Neu an der Dartscheibe: An der Wurftechnik pfeilen – womöglich auch mit Futschis
Stinkende Eckkneipen sind schon mal ein guter Ort für Sport. Neben dem Lifestyle spricht aber vieles mehr für Darts. Die Karriere kann beginnen.
D er Berliner Atze Heiko tingelt durch Kiezkneipen und trinkt Futschis, eine Mischung aus Weinbrand und Cola. Wenn er davon genug intus hat, wird er mutig und kann genial gut Darts spielen. Zumindest ist das die Prämisse des Films „Heikos Welt“. Sein Ziel: genug Geld für die Augen-OP seiner Mutter gewinnen.

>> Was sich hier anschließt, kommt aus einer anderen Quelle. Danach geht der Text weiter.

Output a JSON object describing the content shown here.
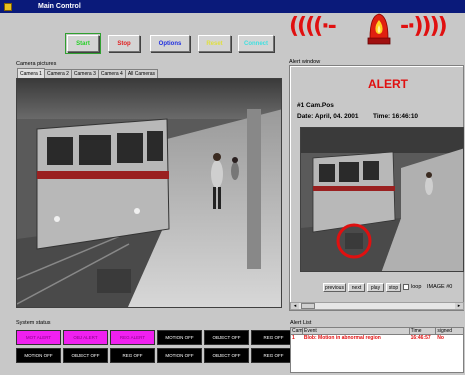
{
  "window": {
    "title": "Main Control"
  },
  "toolbar": {
    "start": "Start",
    "stop": "Stop",
    "options": "Options",
    "reset": "Reset",
    "connect": "Connect",
    "wave_left": "(((((•-",
    "wave_right": "-•)))))"
  },
  "camera": {
    "group_label": "Camera pictures",
    "tabs": [
      "Camera 1",
      "Camera 2",
      "Camera 3",
      "Camera 4",
      "All Cameras"
    ],
    "active_tab": "Camera 1"
  },
  "alert_window": {
    "group_label": "Alert window",
    "heading": "ALERT",
    "cam_line": "#1   Cam.Pos",
    "date_line": "Date:  April, 04. 2001",
    "time_line": "Time:  16:46:10",
    "buttons": {
      "previous": "previous",
      "next": "next",
      "play": "play",
      "stop": "stop"
    },
    "loop_label": "loop",
    "image_counter": "IMAGE #0"
  },
  "system_status": {
    "group_label": "System status",
    "rows": [
      [
        "MOT ALERT",
        "OBJ ALERT",
        "REG ALERT",
        "MOTION OFF",
        "OBJECT OFF",
        "REG OFF"
      ],
      [
        "MOTION OFF",
        "OBJECT OFF",
        "REG OFF",
        "MOTION OFF",
        "OBJECT OFF",
        "REG OFF"
      ]
    ],
    "colors": {
      "alert": "#f020f0",
      "off": "#000000"
    }
  },
  "alert_list": {
    "group_label": "Alert List",
    "headers": [
      "Cam",
      "Event",
      "Time",
      "signed"
    ],
    "rows": [
      {
        "cam": "1",
        "event": "Blob: Motion in abnormal region",
        "time": "16:46:57",
        "signed": "No"
      }
    ]
  },
  "colors": {
    "accent_red": "#e01010",
    "titlebar": "#0a1a7a"
  }
}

Eine Geschichte so absurd wie perfekt, um zu verstehen, wo der Kultsport herkommt: aus nach Bier, Rauch und Pisse stinkenden Eckkneipen, in denen bierbäuchige Männer mit Goatee-Bärten, in denen noch Currywurstsoße hängt, Pfeile auf eine runde Scheibe werfen. Ich will euch nichts vormachen: Ein bisschen sexy finde ich das schon.
Ein bisschen bin ich auf der Suche nach diesem Lifestyle, ein bisschen betrachte ich Kneipen als mein Metier. Der Sport hat also ganz natürlicherweise seinen Weg zu mir gefunden. Gleichzeitig muss ich in dieser Sportkolumne einen bewegungsarmen Sport vorstellen. Hab mir nämlich aus Gründen, die ich hier nicht weiter ausführen will, eine Rippe angebrochen.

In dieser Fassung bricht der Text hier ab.